La Nuit des sources est le titre du premier livre posthume de Jacques Robinet. Le mot posthume sonne bizarrement, tant Jacques nous a donné l’habitude de toujours resurgir, extraordinairement vivant dans les mots mêmes qui disent l’approche de la mort.
J’ai lu ce livre sans chercher à l’analyser mais plutôt comme j’écoute une conversation, car Jacques Robinet a une plume accueillante. Même voix, même coulée de parole quand il écrit et quand il parle. Ce n’est pas le cas de tous les écrivains : je pense par exemple à Nathalie Sarraute, très accueillante aussi, mais dont le discours oral, clair et net, était dépourvu des points de suspension qui caractérisent son écriture. Quand je lis Jacques Robinet, c’est comme si je l’entendais parler de sa voix égale et douce, bien que le contenu de son discours évoque régulièrement des contradictions, des orages, des deuils et des ruptures douloureuses, suivis d’émerveillements devant la beauté du monde :
J’aimerais devenir l’épistolier du vent qui se confie aux arbres. Je relève tout de leur étonnant langage : les longues phrases sans virgules, les points d’arrêt, et ceux qui sont suspendus comme des soupirs (p. 95).
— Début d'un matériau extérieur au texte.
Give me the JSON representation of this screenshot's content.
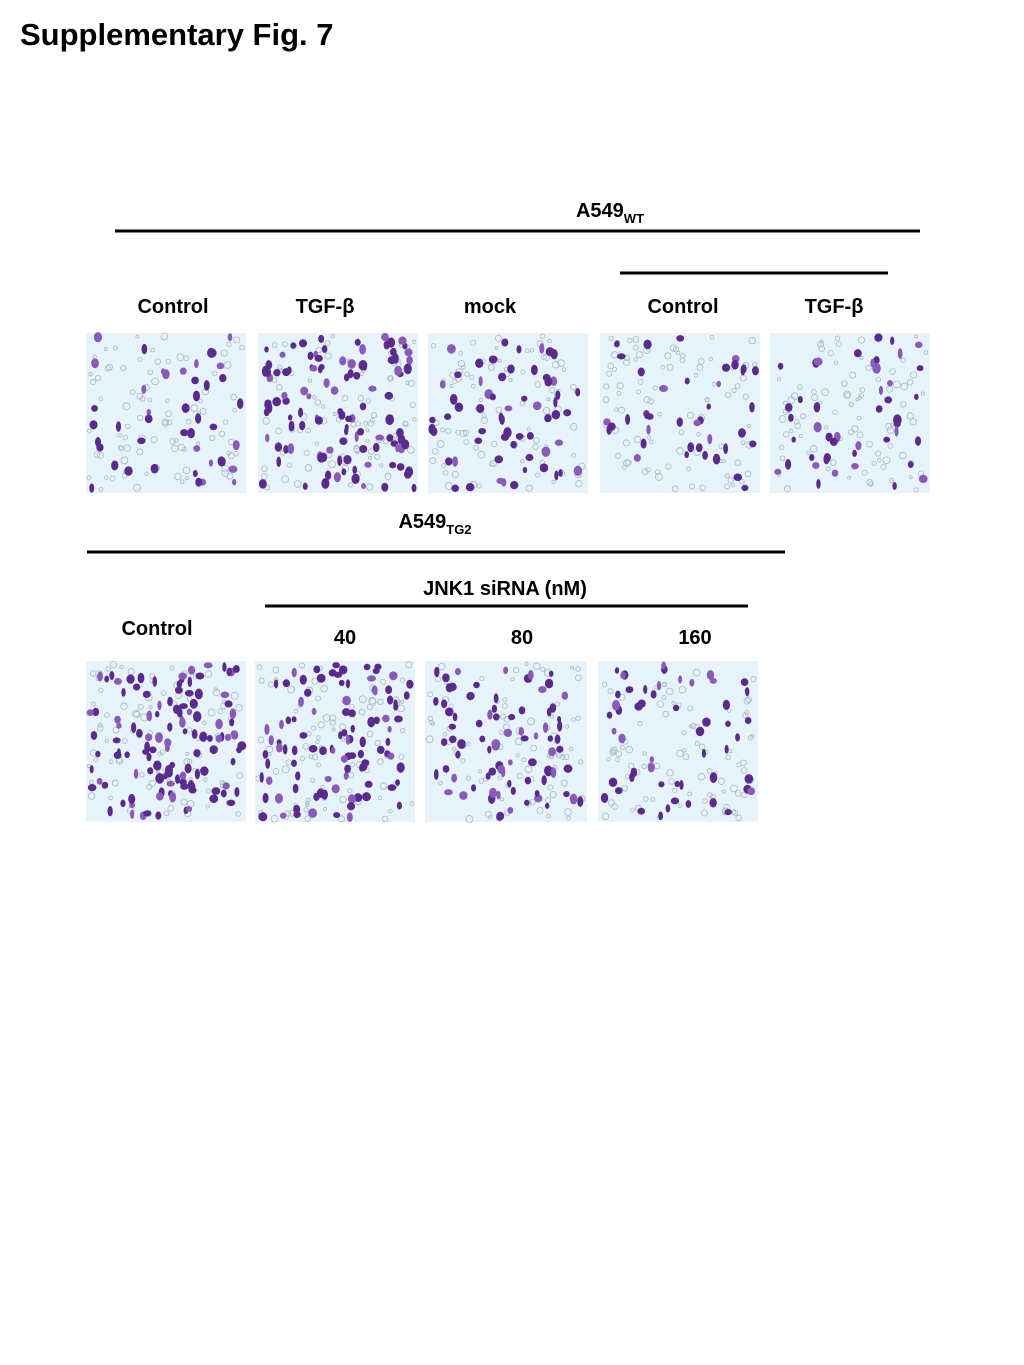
{
  "title": "Supplementary Fig. 7",
  "top_group": {
    "label": "A549",
    "subscript": "WT",
    "columns": [
      "Control",
      "TGF-β",
      "mock",
      "Control",
      "TGF-β"
    ]
  },
  "bottom_group": {
    "label": "A549",
    "subscript": "TG2",
    "treatment": "JNK1 siRNA (nM)",
    "columns": [
      "Control",
      "40",
      "80",
      "160"
    ]
  }
}
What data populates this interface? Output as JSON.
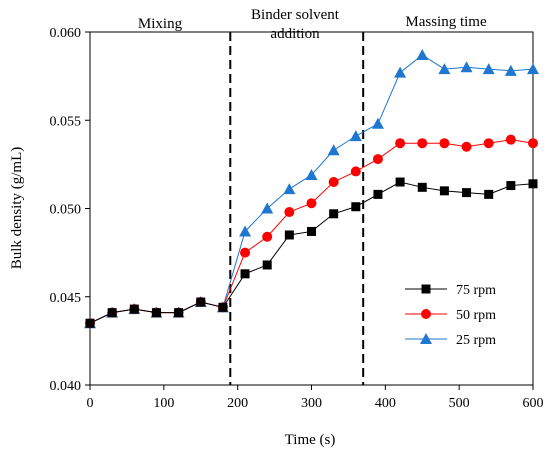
{
  "chart_data": {
    "type": "line",
    "xlabel": "Time (s)",
    "ylabel": "Bulk density (g/mL)",
    "xlim": [
      0,
      600
    ],
    "ylim": [
      0.04,
      0.06
    ],
    "xticks": [
      "0",
      "100",
      "200",
      "300",
      "400",
      "500",
      "600"
    ],
    "yticks": [
      "0.040",
      "0.045",
      "0.050",
      "0.055",
      "0.060"
    ],
    "grid": false,
    "legend_position": "bottom-right",
    "phase_dividers": [
      190,
      370
    ],
    "phases": [
      "Mixing",
      "Binder solvent",
      "addition",
      "Massing time"
    ],
    "x": [
      0,
      30,
      60,
      90,
      120,
      150,
      180,
      210,
      240,
      270,
      300,
      330,
      360,
      390,
      420,
      450,
      480,
      510,
      540,
      570,
      600
    ],
    "series": [
      {
        "name": "75 rpm",
        "color": "#000000",
        "marker": "square",
        "values": [
          0.0435,
          0.0441,
          0.0443,
          0.0441,
          0.0441,
          0.0447,
          0.0444,
          0.0463,
          0.0468,
          0.0485,
          0.0487,
          0.0497,
          0.0501,
          0.0508,
          0.0515,
          0.0512,
          0.051,
          0.0509,
          0.0508,
          0.0513,
          0.0514
        ]
      },
      {
        "name": "50 rpm",
        "color": "#ff0000",
        "marker": "circle",
        "values": [
          0.0435,
          0.0441,
          0.0443,
          0.0441,
          0.0441,
          0.0447,
          0.0444,
          0.0475,
          0.0484,
          0.0498,
          0.0503,
          0.0515,
          0.0521,
          0.0528,
          0.0537,
          0.0537,
          0.0537,
          0.0535,
          0.0537,
          0.0539,
          0.0537
        ]
      },
      {
        "name": "25 rpm",
        "color": "#1f77d0",
        "marker": "triangle",
        "values": [
          0.0435,
          0.0441,
          0.0443,
          0.0441,
          0.0441,
          0.0447,
          0.0444,
          0.0487,
          0.05,
          0.0511,
          0.0519,
          0.0533,
          0.0541,
          0.0548,
          0.0577,
          0.0587,
          0.0579,
          0.058,
          0.0579,
          0.0578,
          0.0579
        ]
      }
    ]
  }
}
La conversation de Jacques Robinet contient une écoute du silence et du soupir des êtres. Elle me ramène aussi à sa mère, Carmen, à qui est dédié un livre publié aux éditions de la Coopérative en 2018 : Un si grand silence. Car l’exergue en est une phrase de Jean de La Croix où apparaissent les deux mots du dernier titre :
Je suis la source qui jaillit et fuit
Malgré la nuit.
J’ai bien connu Carmen Robinet quand j’étais enfant. Son rythme de parole ressemblait un peu à celui de Jacques mais il contenait, sous une volubilité chaleureuse, le « si grand silence » mélancolique de beaucoup de nos mères.
J’ai souligné certaines phrases de La Nuit des sources :
Si j’écris encore, que ce ne soit pas en quête de je ne sais quel assentiment extérieur. Ne pas écrire pour être lu, mais pour descendre au plus profond du silence en moi, qui n’est pas un gouffre angoissant mais un accueil (p. 46).
Descendre vers les sources qui accueillent la nuit.